Très peu d’hommes se sanctifient dans l’isolement. Très peu deviennent parfaits dans la solitude absolue.

Vivre avec d’autres, apprendre à nous oublier pour comprendre leurs faiblesses et leurs défauts nous aide à devenir de vrais contemplatifs, car il n’y a pas de meilleur moyen de nous débarrasser de la raideur, de la dureté et de la grossièreté de notre égoïsme inné, qui est le seul obstacle insurmontable à la lumière et à l’action infuses de l’Esprit de Dieu.

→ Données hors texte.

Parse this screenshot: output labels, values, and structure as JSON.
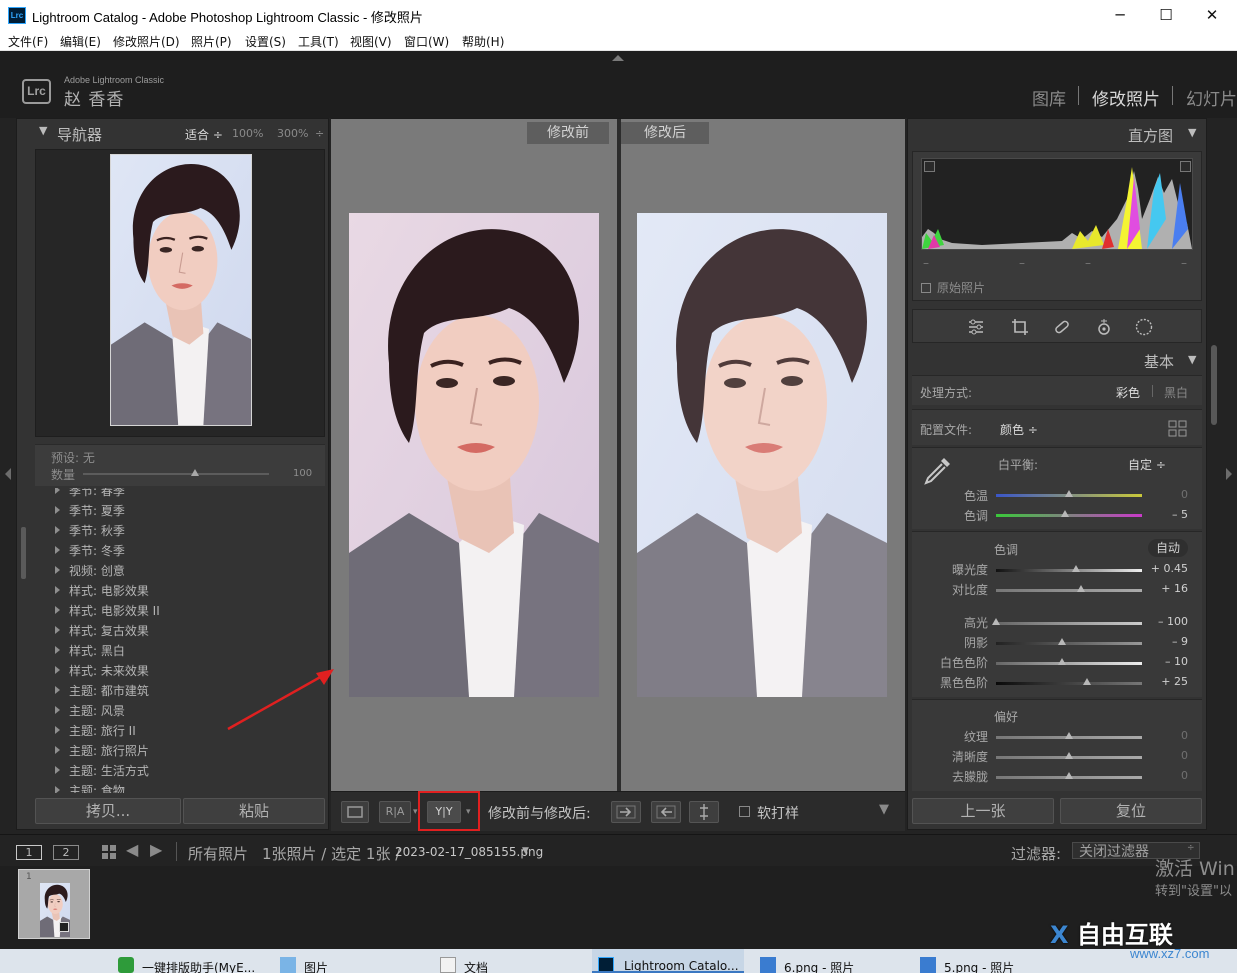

Même l’acceptation courageuse d’épreuves intérieures dans une solitude absolue ne peut tout à fait remplacer le travail de purification qui s’accomplit en nous par la patience et l’humilité, l’amour de nos frères et la bienveillante compréhension de leurs besoins et de leurs exigences les plus déraisonnables.

Les ermites risquent de se dessécher et de se durcir dans leur singularité. Vivant sans contact avec les autres, ils ont tendance à perdre le sens profond des réalités spirituelles que seul peut donner un amour pur. Croyez-vous que pour devenir saint il faille vous enfermer avec vos prières, vos livres et les méditations qui intéressent et satisfont votre intelligence pour vous protéger, derrière d’épaisses murailles, contre des gens que vous jugez stupides ? Croyez-vous trouver la contemplation en refusant de vous livrer aux travaux et aux activités qui sont indispensables au bien des autres, mais qui vous ennuient et vous dérangent ? Vous imaginez-vous que vous trouverez Dieu en vous retirant dans un cocon de plaisirs spirituels et esthétiques, au lieu de renoncer à vos goûts, à vos désirs, à vos ambitions et à vos satisfactions pour l’amour du Christ, qui ne vivra même pas en vous si vous ne pouvez Le chercher dans les autres ?

Loin d’être essentiellement opposées l’une à l’autre, la contemplation intérieure et l’activité extérieure sont deux aspects du même amour de Dieu. Mais l’activité du contemplatif doit naître de sa contemplation et lui ressembler. Tout ce qu’il fait en dehors de la contemplation doit refléter la lumineuse tranquillité de sa vie intérieure.

A cette fin, il devra rechercher, dans ses activités, ce qu’il recherche dans la contemplation : le contact de Dieu et l’union à Lui.

Même si nous avons seulement peu appris de Dieu dans la prière, comparons nos actes à ce peu ; ordonnons-les selon cette mesure. Tâchons que notre activité porte ses fruits dans le vide, le silence et le détachement que nous avons trouvés dans la contemplation.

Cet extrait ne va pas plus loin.